The Court, therefore, held that the Impugned Notification is not an instance of legislative exercise or amounting to impermissible and selective application of provisions of the Code. It took into account the phased implementation of the Code since its inception and that the intent of the legislature was never that the Code should be made applicable to all individuals, (including personal guarantors) all at once. Conversely, there is sufficient indication in the Code by sections 2(e), 5(22), 60 and 179 indicating that personal guarantors, though forming part of the larger group of individuals, were to be, in view of their intrinsic connection with corporate debtors, dealt with differently through the same adjudicatory process and by the same forum (though not insolvency provisions) as such corporate debtors.
The secondary issue addressed in the judgement was the juxtaposition of the treatment of personal guarantors under the Code against the rights of guarantors under the Indian Contract Act, 1872 (“Contract Act”).

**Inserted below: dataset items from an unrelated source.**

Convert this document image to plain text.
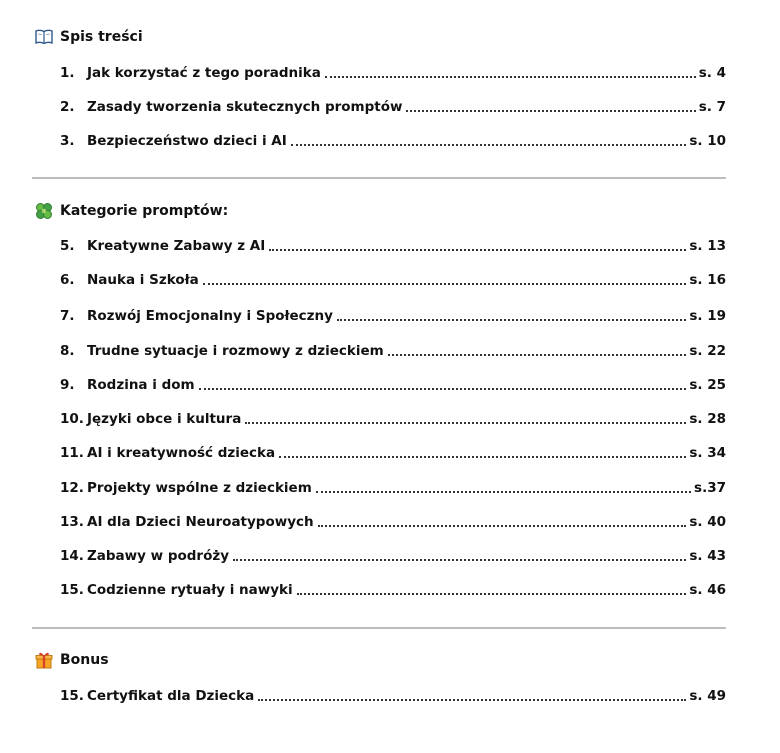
Spis treści
1. Jak korzystać z tego poradnika	s. 4
2. Zasady tworzenia skutecznych promptów	s. 7
3. Bezpieczeństwo dzieci i AI	s. 10
Kategorie promptów:
5. Kreatywne Zabawy z AI	s. 13
6. Nauka i Szkoła	s. 16
7. Rozwój Emocjonalny i Społeczny	s. 19
8. Trudne sytuacje i rozmowy z dzieckiem	s. 22
9. Rodzina i dom	s. 25
10. Języki obce i kultura	s. 28
11. AI i kreatywność dziecka	s. 34
12. Projekty wspólne z dzieckiem	s.37
13. AI dla Dzieci Neuroatypowych	s. 40
14. Zabawy w podróży	s. 43
15. Codzienne rytuały i nawyki	s. 46
Bonus
15. Certyfikat dla Dziecka	s. 49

The successful end of a resolution process for a corporate debtor is synonymous with a successful resolution plan extinguishing the whole or part of the debt. Although the claims as against the corporate debtor stands extinguished, the same treatment is not rendered to the personal guarantor, as all avenues are open for the creditor to proceed against the personal guarantor.
Section 133 of the Contract Act lays down that a surety would stand discharged of the liability under a contract of guarantee if the terms of the contract are varied without the acquiescence of the said surety. The Court however relied on its pronouncement in SBI v. V. Ramakrishnan, where it observed that the language of section 31 of the Code clearly made the approved plan binding on the guarantor. The Court rightly held that approval of a resolution plan would not not ipso facto discharge a personal guarantor of their liabilities under the contract of guarantee. As extinguishment of debt of the corporate debtor under the Code was a result of an involuntary process, i.e. by operation of law, or due to liquidation or insolvency proceeding, the same could not absolve the surety of their liability, which arises out of an independent contract.
Finally, the Supreme Court has ruled that the Impugned Notification is legal and not ultra vires the Code. The writ petitions, transferred cases and transfer petitions were therefore, dismissed.